3)   Retail leaders are overvaluing the importance of mobile shopping platforms for consumers. Believe it or not, consumers are not making as many purchases on mobile devices as retailers assume. According to our research, 75 percent of senior retail leaders believe consumers are making purchases on mobile devices more than six times a month. However, only 42 percent of consumers say the same. We also found earlier this year that consumers spend more in-store than online. Retailers should not overlook the importance of store environments this holiday. Winning retailers are optimizing their store footprint and enabling shoppers to move effortlessly between their online and in-store channels to create competitive advantages with experiences, ultimately growing sales.

4)   Retailers stubbornly still think convenience is as important as low price. In the “age of convenience,” many retailers are putting muscle behind new technologies that simplify the shopping experience. However, they must be careful not to lose sight of quality items at fair prices. Last year we asked retail leaders to rank pricing against convenience and other factors and have seen little movement in the misperception. While quality remained the most important factor for both senior retail leaders (48 percent) and consumers (51 percent), a greater percentage of consumer respondents (40 percent) ranked low price of a product as important, compared to 23 percent of senior retail leaders. Of note, 23 percent of senior retail leaders ranked convenience as important, with only seven percent of consumers ranking it as important.

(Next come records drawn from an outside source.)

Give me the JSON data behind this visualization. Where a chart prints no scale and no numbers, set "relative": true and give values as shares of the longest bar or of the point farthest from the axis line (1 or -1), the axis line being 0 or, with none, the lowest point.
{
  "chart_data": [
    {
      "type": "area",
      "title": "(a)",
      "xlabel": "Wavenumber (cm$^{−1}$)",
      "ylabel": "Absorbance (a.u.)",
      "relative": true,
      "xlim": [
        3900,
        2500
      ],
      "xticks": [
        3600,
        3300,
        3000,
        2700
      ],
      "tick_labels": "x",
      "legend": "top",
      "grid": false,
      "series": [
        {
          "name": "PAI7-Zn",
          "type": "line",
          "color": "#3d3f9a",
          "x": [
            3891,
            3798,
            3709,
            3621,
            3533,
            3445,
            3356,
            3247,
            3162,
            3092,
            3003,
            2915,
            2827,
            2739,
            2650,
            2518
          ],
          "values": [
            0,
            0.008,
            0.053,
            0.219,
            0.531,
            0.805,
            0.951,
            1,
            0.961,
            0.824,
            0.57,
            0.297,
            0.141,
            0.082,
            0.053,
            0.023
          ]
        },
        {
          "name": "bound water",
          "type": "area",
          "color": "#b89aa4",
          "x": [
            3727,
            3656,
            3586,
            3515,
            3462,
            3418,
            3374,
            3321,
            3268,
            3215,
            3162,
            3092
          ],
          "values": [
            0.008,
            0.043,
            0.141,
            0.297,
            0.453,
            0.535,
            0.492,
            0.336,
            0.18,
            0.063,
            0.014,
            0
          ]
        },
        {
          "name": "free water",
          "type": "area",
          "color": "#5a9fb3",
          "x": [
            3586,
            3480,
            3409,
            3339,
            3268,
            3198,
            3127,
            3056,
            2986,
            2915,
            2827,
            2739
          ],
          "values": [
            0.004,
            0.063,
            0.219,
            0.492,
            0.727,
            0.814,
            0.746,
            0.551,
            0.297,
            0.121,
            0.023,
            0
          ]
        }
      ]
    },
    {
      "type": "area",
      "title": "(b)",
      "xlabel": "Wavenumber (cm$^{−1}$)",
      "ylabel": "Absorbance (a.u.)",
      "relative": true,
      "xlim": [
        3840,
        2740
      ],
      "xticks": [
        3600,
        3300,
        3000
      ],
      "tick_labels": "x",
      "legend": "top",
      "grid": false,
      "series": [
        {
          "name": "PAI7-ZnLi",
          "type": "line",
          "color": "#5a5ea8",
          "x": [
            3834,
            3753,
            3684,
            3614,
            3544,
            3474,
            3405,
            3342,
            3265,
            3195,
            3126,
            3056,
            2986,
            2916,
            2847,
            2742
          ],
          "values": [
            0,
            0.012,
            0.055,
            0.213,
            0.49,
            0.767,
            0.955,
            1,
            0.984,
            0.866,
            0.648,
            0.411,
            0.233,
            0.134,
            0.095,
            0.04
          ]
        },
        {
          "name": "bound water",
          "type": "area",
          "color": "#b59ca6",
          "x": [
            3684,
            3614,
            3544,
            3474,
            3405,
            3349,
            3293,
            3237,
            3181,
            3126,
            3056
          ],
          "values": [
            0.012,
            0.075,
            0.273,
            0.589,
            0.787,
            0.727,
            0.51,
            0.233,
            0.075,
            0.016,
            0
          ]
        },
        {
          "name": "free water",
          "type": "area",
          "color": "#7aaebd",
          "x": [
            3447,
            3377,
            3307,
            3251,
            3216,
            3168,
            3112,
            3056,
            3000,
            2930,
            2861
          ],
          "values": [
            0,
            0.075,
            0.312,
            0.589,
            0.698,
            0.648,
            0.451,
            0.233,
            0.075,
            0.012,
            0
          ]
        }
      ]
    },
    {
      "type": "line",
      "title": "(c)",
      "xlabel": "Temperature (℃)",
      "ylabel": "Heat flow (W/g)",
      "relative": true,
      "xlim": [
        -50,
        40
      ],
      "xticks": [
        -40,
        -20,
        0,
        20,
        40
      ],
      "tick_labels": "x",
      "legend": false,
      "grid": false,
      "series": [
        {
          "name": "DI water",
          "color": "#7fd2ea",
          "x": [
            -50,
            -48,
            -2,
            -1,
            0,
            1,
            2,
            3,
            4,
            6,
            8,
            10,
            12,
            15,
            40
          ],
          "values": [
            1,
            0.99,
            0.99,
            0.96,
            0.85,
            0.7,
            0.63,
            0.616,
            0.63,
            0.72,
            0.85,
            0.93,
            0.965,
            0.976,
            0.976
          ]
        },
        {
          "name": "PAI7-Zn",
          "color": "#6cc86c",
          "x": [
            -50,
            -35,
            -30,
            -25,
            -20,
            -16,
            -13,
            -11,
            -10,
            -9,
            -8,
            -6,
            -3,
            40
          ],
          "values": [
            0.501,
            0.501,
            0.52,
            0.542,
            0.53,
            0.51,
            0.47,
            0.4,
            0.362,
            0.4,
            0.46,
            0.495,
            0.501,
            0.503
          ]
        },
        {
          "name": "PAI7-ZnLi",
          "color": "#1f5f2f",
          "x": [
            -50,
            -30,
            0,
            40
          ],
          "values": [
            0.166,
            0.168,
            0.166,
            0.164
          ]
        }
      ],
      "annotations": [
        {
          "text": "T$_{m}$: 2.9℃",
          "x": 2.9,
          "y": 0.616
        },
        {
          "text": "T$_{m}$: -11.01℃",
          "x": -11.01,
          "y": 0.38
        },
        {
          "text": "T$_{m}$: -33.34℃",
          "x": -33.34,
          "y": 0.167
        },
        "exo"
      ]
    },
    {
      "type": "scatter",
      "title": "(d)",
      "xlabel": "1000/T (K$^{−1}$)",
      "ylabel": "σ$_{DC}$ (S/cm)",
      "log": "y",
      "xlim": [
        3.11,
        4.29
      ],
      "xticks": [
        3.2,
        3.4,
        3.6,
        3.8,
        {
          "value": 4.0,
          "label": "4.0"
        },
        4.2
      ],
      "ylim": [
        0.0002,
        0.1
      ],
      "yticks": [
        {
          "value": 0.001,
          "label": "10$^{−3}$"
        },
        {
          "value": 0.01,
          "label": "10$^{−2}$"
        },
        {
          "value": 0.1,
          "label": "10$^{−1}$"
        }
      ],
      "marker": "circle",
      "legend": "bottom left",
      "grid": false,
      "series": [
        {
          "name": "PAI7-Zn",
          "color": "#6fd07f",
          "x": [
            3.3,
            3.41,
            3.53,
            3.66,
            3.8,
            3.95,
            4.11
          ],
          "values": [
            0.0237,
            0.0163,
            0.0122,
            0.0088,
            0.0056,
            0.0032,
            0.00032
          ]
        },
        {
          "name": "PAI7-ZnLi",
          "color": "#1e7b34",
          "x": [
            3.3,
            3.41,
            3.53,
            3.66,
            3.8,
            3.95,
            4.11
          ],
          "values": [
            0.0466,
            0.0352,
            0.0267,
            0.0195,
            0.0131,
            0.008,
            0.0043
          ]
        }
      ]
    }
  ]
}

5)   More consumers feel retail prices are increasing in-store and online than retail leaders. Retailers and brands that adjust their price strategy can optimize revenues and profitability. Understanding the customer, and picking the winning products and pricing them right in the first place is one way to achieve this. According to our research, fifty percent of consumers surveyed believe prices of products online are increasing, compared to 38 percent of senior retailers who answered the same. Similarly, 60 percent of consumers feel that in-store prices were increasing, compared to only 35 percent of senior retail leaders.

These issues give us pause, particularly with other operational holiday headaches like shortages, backlogs, shipping wars and returns looming. But the silver bullet that can squash any concerns regarding consumer expectations is simple. Listen to the voice of the customer. Once retailers understand how their customers view the world, and their expectations for products, pricing, and purchase experience, they can more easily predict and avoid missteps and align their offerings to maximize sales.